The second tuning option one might want to look at is setting the number of concurrent GC threads (-XX:ConcGCThreads=<number>). ZGC has heuristics to automatically select this number. This heuristic usually works well but depending on the characteristics of the application this might need to be adjusted. This option essentially dictates how much CPU-time the GC should be given. Give it too much and the GC will steal too much CPU-time from the application. Give it too little, and the application might allocate garbage faster than the GC can collect it.

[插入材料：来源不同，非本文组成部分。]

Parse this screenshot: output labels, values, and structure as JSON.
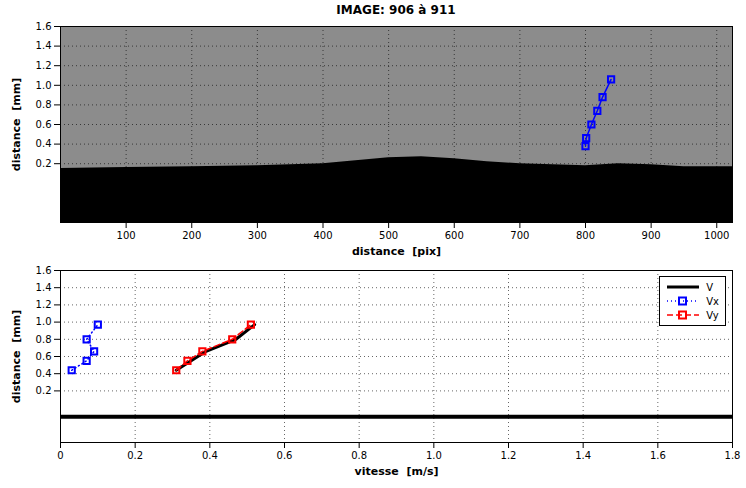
{
  "chart_data": [
    {
      "type": "line",
      "title": "IMAGE: 906 à 911",
      "x_label": "distance  [pix]",
      "y_label": "distance  [mm]",
      "xlim": [
        0,
        1024
      ],
      "xticks": [
        100,
        200,
        300,
        400,
        500,
        600,
        700,
        800,
        900,
        1000
      ],
      "ylim": [
        -0.4,
        1.6
      ],
      "yticks": [
        0.2,
        0.4,
        0.6,
        0.8,
        {
          "value": 1,
          "label": "1.0"
        },
        1.2,
        1.4,
        1.6
      ],
      "grid": true,
      "surface": {
        "color": "#000000",
        "x": [
          0,
          100,
          200,
          300,
          400,
          450,
          500,
          550,
          600,
          650,
          700,
          800,
          850,
          900,
          950,
          1024
        ],
        "values": [
          0.15,
          0.16,
          0.17,
          0.18,
          0.2,
          0.23,
          0.26,
          0.27,
          0.25,
          0.22,
          0.2,
          0.18,
          0.2,
          0.19,
          0.17,
          0.17
        ]
      },
      "series": [
        {
          "color": "#0000ff",
          "marker": "square",
          "line_style": "solid",
          "x": [
            800,
            801,
            809,
            818,
            826,
            839
          ],
          "values": [
            0.38,
            0.46,
            0.6,
            0.74,
            0.88,
            1.06
          ]
        }
      ]
    },
    {
      "type": "line",
      "x_label": "vitesse  [m/s]",
      "y_label": "distance  [mm]",
      "xlim": [
        0,
        1.8
      ],
      "xticks": [
        0,
        0.2,
        0.4,
        0.6,
        0.8,
        {
          "value": 1,
          "label": "1.0"
        },
        1.2,
        1.4,
        1.6,
        1.8
      ],
      "ylim": [
        -0.4,
        1.6
      ],
      "yticks": [
        0.2,
        0.4,
        0.6,
        0.8,
        {
          "value": 1,
          "label": "1.0"
        },
        1.2,
        1.4,
        1.6
      ],
      "grid": true,
      "legend": "top-right",
      "surface_level": {
        "value": -0.1,
        "color": "#000000"
      },
      "series": [
        {
          "name": "V",
          "color": "#000000",
          "marker": "none",
          "line_style": "solid",
          "x": [
            0.31,
            0.35,
            0.39,
            0.47,
            0.52
          ],
          "values": [
            0.44,
            0.55,
            0.66,
            0.8,
            0.97
          ]
        },
        {
          "name": "Vx",
          "color": "#0000ff",
          "marker": "square",
          "line_style": "dotted",
          "x": [
            0.03,
            0.07,
            0.09,
            0.07,
            0.1
          ],
          "values": [
            0.44,
            0.55,
            0.66,
            0.8,
            0.97
          ]
        },
        {
          "name": "Vy",
          "color": "#ff0000",
          "marker": "square",
          "line_style": "dashed",
          "x": [
            0.31,
            0.34,
            0.38,
            0.46,
            0.51
          ],
          "values": [
            0.44,
            0.55,
            0.66,
            0.8,
            0.97
          ]
        }
      ]
    }
  ]
}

NOTE! In general, if low latency (i.e. low application response time) is important for you application, then never over-provision your system. Ideally, your system should never have more than 70% CPU utilization.

设置并发GC线程数

第二个需要配置的参数, 是设置并发GC线程的数量(-XX:ConcGCThreads=<number>)。 ZGC具有启发式的特性,可以自动选择此数字。 大部分情况下这种启发式的方法效果都很好,但有些系统运行环境比较特殊,可能需要进行手工调整。 这个参数从根本上决定了应该给垃圾收集器多少比例的CPU时间。 给的太多,GC开销就比较大,甚至抢占一些业务线程的CPU时间。 给的太少,GC回收内存的速度可能跟不上应用程序分配内存的速度。

说明! 如果低延迟(即系统响应时间)是非常关键的性能指标,那么整个系统的负载就不能太高。 理想情况下,系统的CPU使用率应该在70%以下, 很多金融系统的CPU使用率要求在30%以下。

Returning Unused Memory to the Operating System

By default, ZGC uncommits unused memory, returning it to the operating system. This is useful for applications and environments where memory footprint is a concern. This feature can be disabled using -XX:-ZUncommit. Furthermore, memory will not be uncommitted so that the heap size shrinks below the minimum heap size (-Xms). This means this feature will be implicitly disabled if the minimum heap size (-Xms) is configured to be equal to the maximum heap size (-Xmx).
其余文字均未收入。